Vossen zijn niet in staat een volwassen schaap te doden, mogelijk gebeurt dit wel eens wanneer een schaap ‘verwenteld’ is. Schapen zijn daarom ook niet bang voor vossen en jagen ze weg bij hun lammeren. Er zijn dus geen gegevens bekend dat vossen lammeren hebben gedood. Wel worden vossen gezien bij dode lammeren en schapen.

Prooiresten
Het nu volgende is wat minder smakelijk, maar het moet wel even geschreven worden; het gaat over de prooiresten:

Prooien van de vos kunnen vogels, waaronder ook kippen en eenden zijn. Een kippenhok of eendenvijver na zijn bezoek is een slachting, meestal afgebeten koppen, half of heel begraven dieren, enzovoort. Hij kan niet anders dan blijven bijten als de gelegenheid zich blijft voordoen. Marterachtigen daarentegen maken er niet zo'n puinhoop van. Katten pakken waarschijnlijk maar één prooi en rollen de huid van grotere zoogdieren (konijn en zo) op door likken terwijl ze eten.

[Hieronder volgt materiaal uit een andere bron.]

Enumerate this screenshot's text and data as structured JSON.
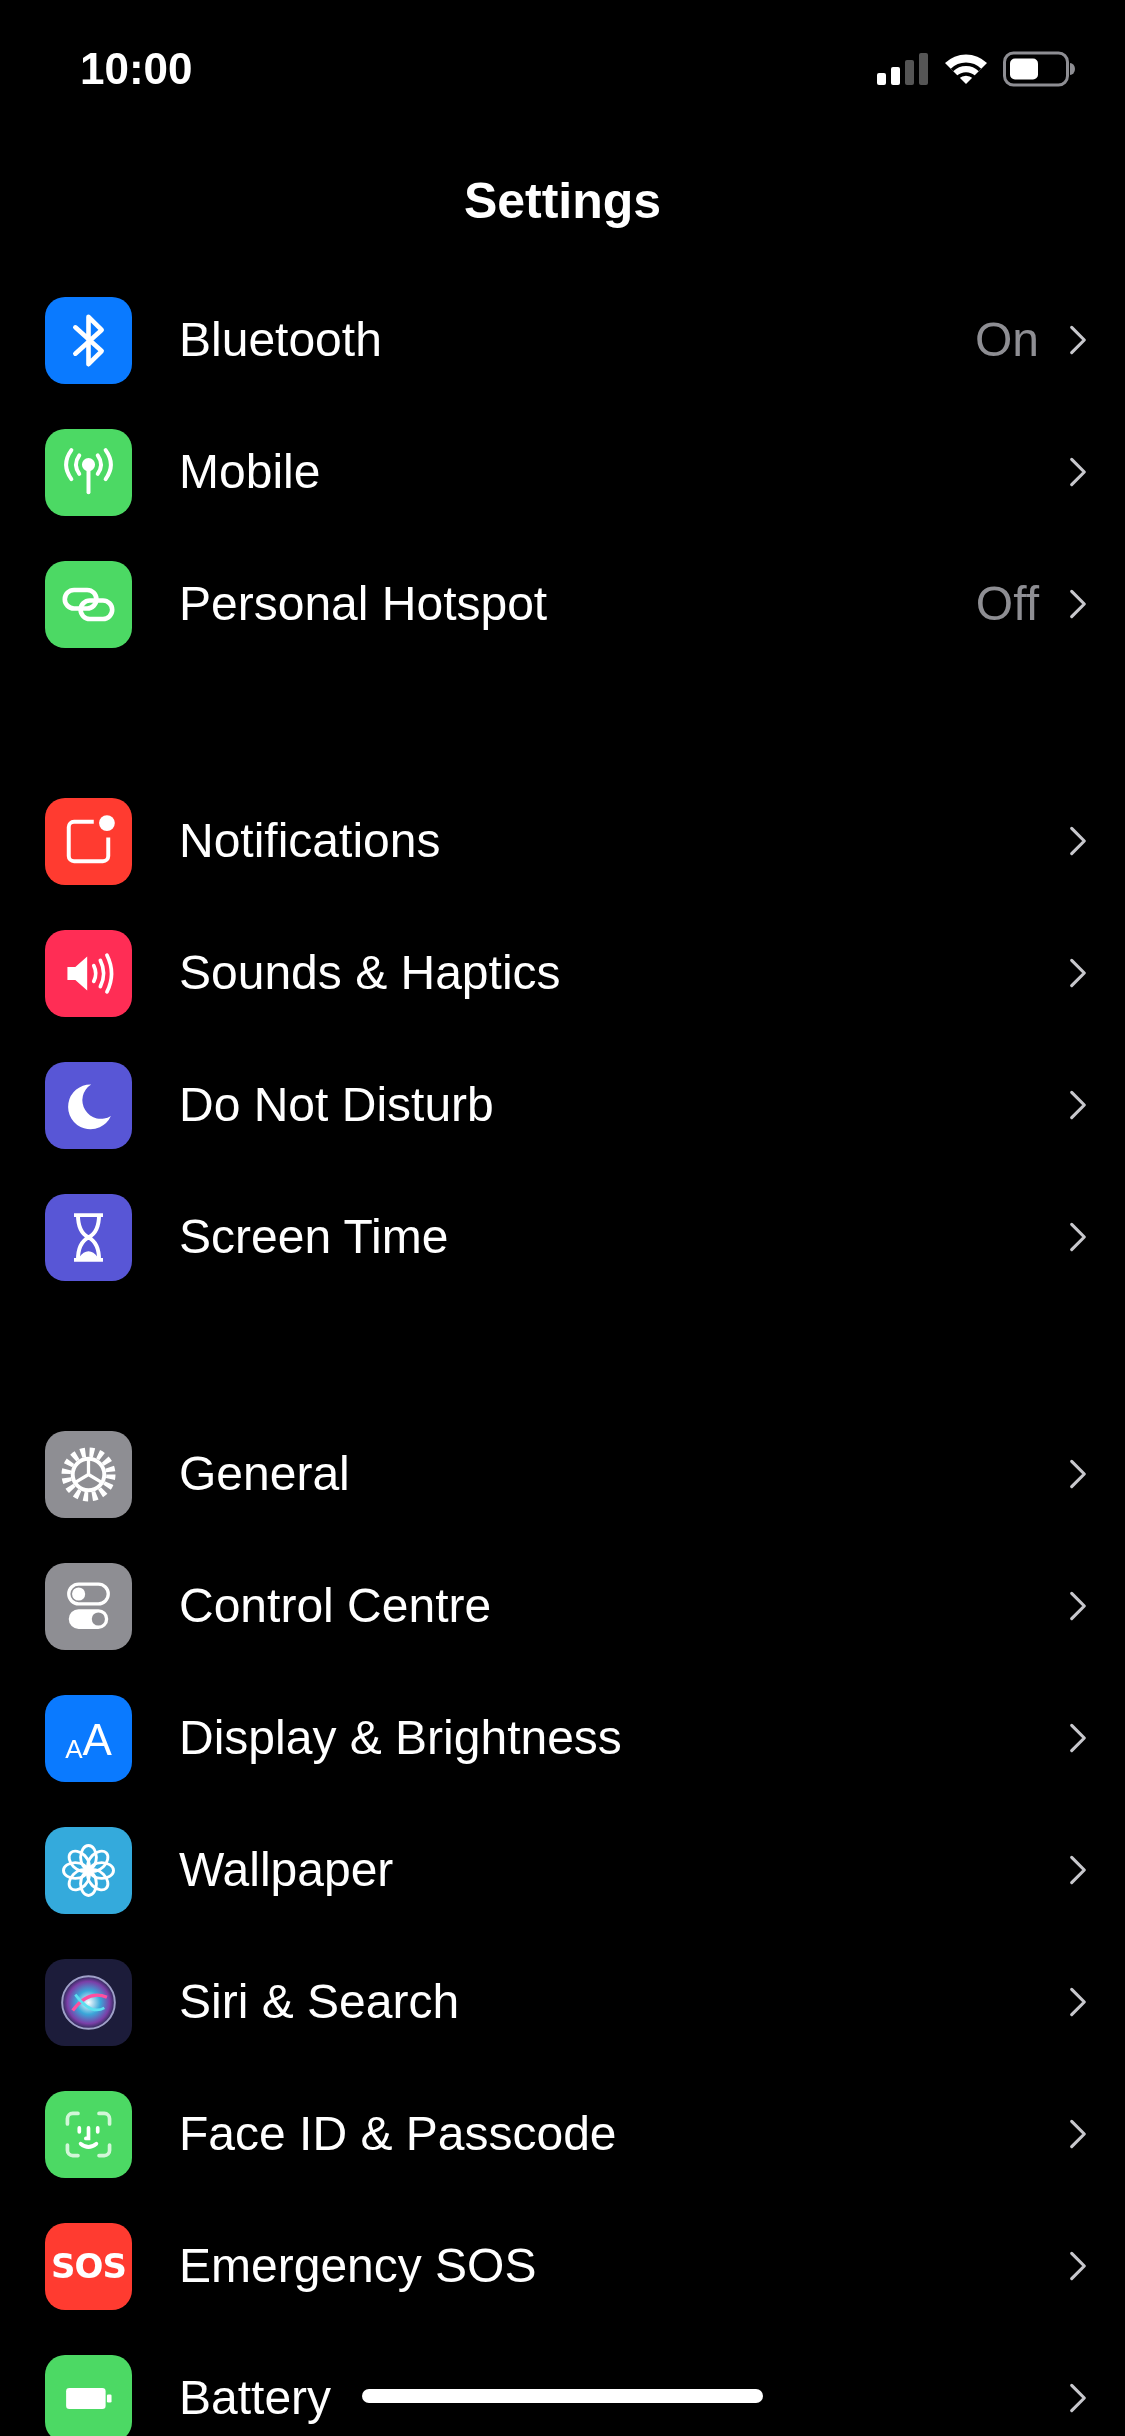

Schapen raken in paniek bij de aanwezigheid van honden, ze ontsnappen door de omheining of belanden in de sloot, verdrinken of worden doodgebeten. Schapen die zijn aangevallen door honden en daarna worden aangevreten zien er nogal gehavend uit. Een schaap die als eerste door een vos is aangevreten heeft maar een betrekkelijk kleine wond.

Ik hoop dat dit schrijven wat meer duidelijkheid geeft over de biologie van ons roofdier. Oplettende lezers kunnen nu met gedegen kennis de fabels te lijf gaan.

Tot slot: Wat mij nog van het hart moet is, dat ik de woede en teleurstelling van de schapenboeren in de Noordpolder begrijp. Het moet vreselijk zijn wanneer je veestapel op welke manier dan ook geweld wordt aangedaan.

 

Gerben Veenstra, Warffum

10 oktober 2003.

 

Bronnen:

Internetsite VZZ en de reactie van Jaap Mulder (VZZ) op mijn vragen, tekst van Erik Schothorst.